Brush out tracks—Use a tree branch to brush or pat out tracks in open ground. This is effective in concealing the number in the party, but leaves obvious signs in itself.
Use hard or stony ground—Using this type of terrain minimizes the signs you leave slowing the visual tracker.
Make abrupt direction changes—Using this technique combined with the use of hard or stony ground can be very effective in slowing the visual tracker as it will be much harder to detect the direction change.
Use well-used paths—Although the use of paths is not advisable, there may be times you can use them to your advantage. For example, if you have been in an area long enough to surveil the path to determine the traffic patterns, you could use the path prior to a farmer moving a heard of cows down the path, eliminating your sign.
Use foot coverings—They can assist in aging or virtually eliminating your signs. Examples include sandbags, rags, old socks, or commercial foot coverings made from imitation sheepskin (these seem to work the best).
Change footgear—Use this method in an area such as hard or stony ground. Vary the tread pattern.
Use custom footgear—Militaries generally have a standard issue footgear, although with the world economy, this is changing. If you know that the area you are working in has a standard issue footgear, you may want to acquire a pair or have that tread pattern put on your boots.
Walk backwards—This can be useful at times but there are pitfalls to avoid. Avoid turning your foot out. When you look over your left shoulder your left foot tends to turn outward and visa versa. Avoid dragging dirt backwards. Try to place your footfalls so that the toe indention is deeper than your heel indention to give the appearance of moving forward.
Confuse the start point—Whatever the point on the ground you start your evasion, try to confuse it by walking numerous cloverleaf patterns out of and back into it before you leave on your initial route (this can assist in delaying dog trackers also).
Use streams, lakes, waterways—This is a judgement call on your part. Ask yourself: Is the stream moving in the direction you need to go? Is it fast or slow moving water? Will it put you that much farther ahead of the trackers? (Note: You will leave more signs upon exiting the water.)
Crossing roads or paths with the traffic pattern—When crossing roads or paths try to cross with the direction of travel, not perpendicular, this will assist in your tracks blending into normal traffic patterns and making them harder to follow.

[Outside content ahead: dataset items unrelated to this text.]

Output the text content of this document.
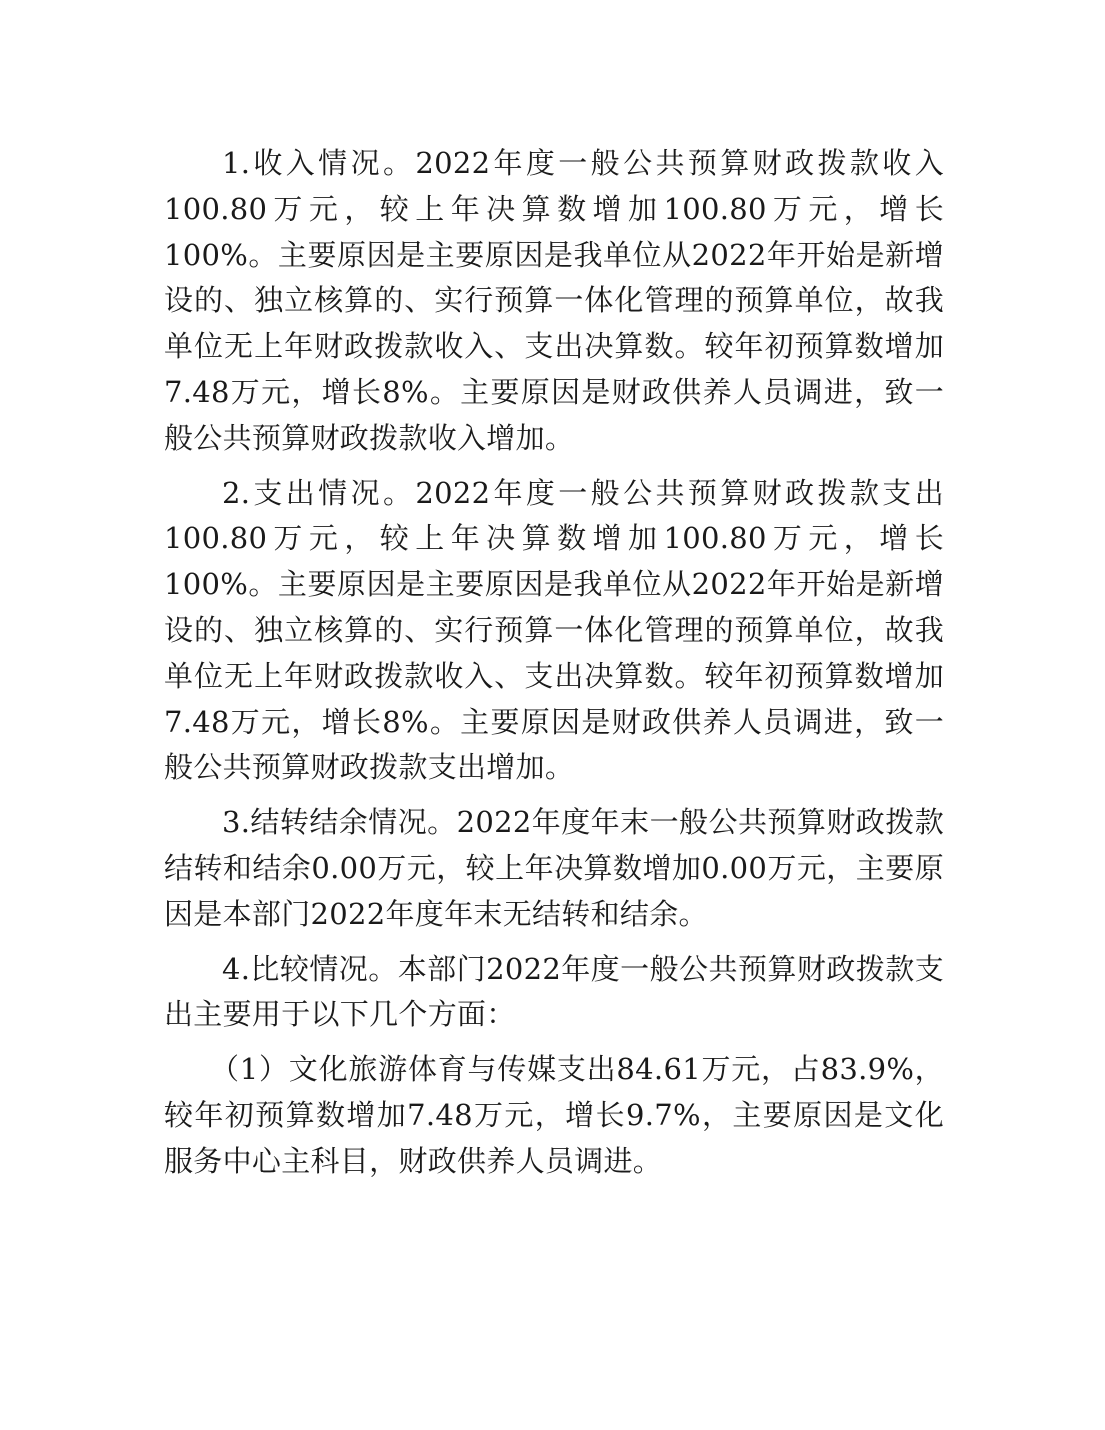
1.收入情况。2022年度一般公共预算财政拨款收入100.80万元，较上年决算数增加100.80万元，增长100%。主要原因是主要原因是我单位从2022年开始是新增设的、独立核算的、实行预算一体化管理的预算单位，故我单位无上年财政拨款收入、支出决算数。较年初预算数增加7.48万元，增长8%。主要原因是财政供养人员调进，致一般公共预算财政拨款收入增加。

2.支出情况。2022年度一般公共预算财政拨款支出100.80万元，较上年决算数增加100.80万元，增长100%。主要原因是主要原因是我单位从2022年开始是新增设的、独立核算的、实行预算一体化管理的预算单位，故我单位无上年财政拨款收入、支出决算数。较年初预算数增加7.48万元，增长8%。主要原因是财政供养人员调进，致一般公共预算财政拨款支出增加。

3.结转结余情况。2022年度年末一般公共预算财政拨款结转和结余0.00万元，较上年决算数增加0.00万元，主要原因是本部门2022年度年末无结转和结余。

4.比较情况。本部门2022年度一般公共预算财政拨款支出主要用于以下几个方面：

（1）文化旅游体育与传媒支出84.61万元，占83.9%，较年初预算数增加7.48万元，增长9.7%，主要原因是文化服务中心主科目，财政供养人员调进。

Careful placement of footfalls leaving little heel or toe dig—Try to leave as little sign as possible. Last but not least, always vary your techniques so as not to educate the tracker as to what to look for if he loses the track!
ANTIDOG TRACKING
21-27. When trying to elude dog trackers always remember you are trying to beat the handler not the dog! Whatever you do, it should be done to either tire the handler or decrease the handler's confidence in his dog. Some techniques to use against dog tracker teams are as follows:
Open ground—Although this is a danger area, if the wind is high it will blow the scent to vegetated areas; thus the team will not be directly on your tracks and it will slow the team's progression.
Thick terrain—Using a zigzag pattern of movement will slow and tire the handler and possibly decrease the handler's confidence.
Hard or stony ground—In high winds or high temperatures these areas will dissipate your scent quicker, increasing the chance of the dog losing the track.
Crowded places—If the dog is not scent-specific trained, and you move through an area where many other people have recently been he may lose the track.
Freshly plowed or fertilized fields—The dog may lose the track in these areas due to the overpowering scent of fresh dirt and human or animal manure used as fertilizer (do not rely too much on this theory).
Speed—Try to maintain a constant speed. Try not to run. Running increases the scent, due to more soil and vegetation disturbance and more body odor from sweat or adrenaline.
Transportation—Using a vehicle will greatly increase your time and distance but you could still be tracked; however, it would be at a much slower pace.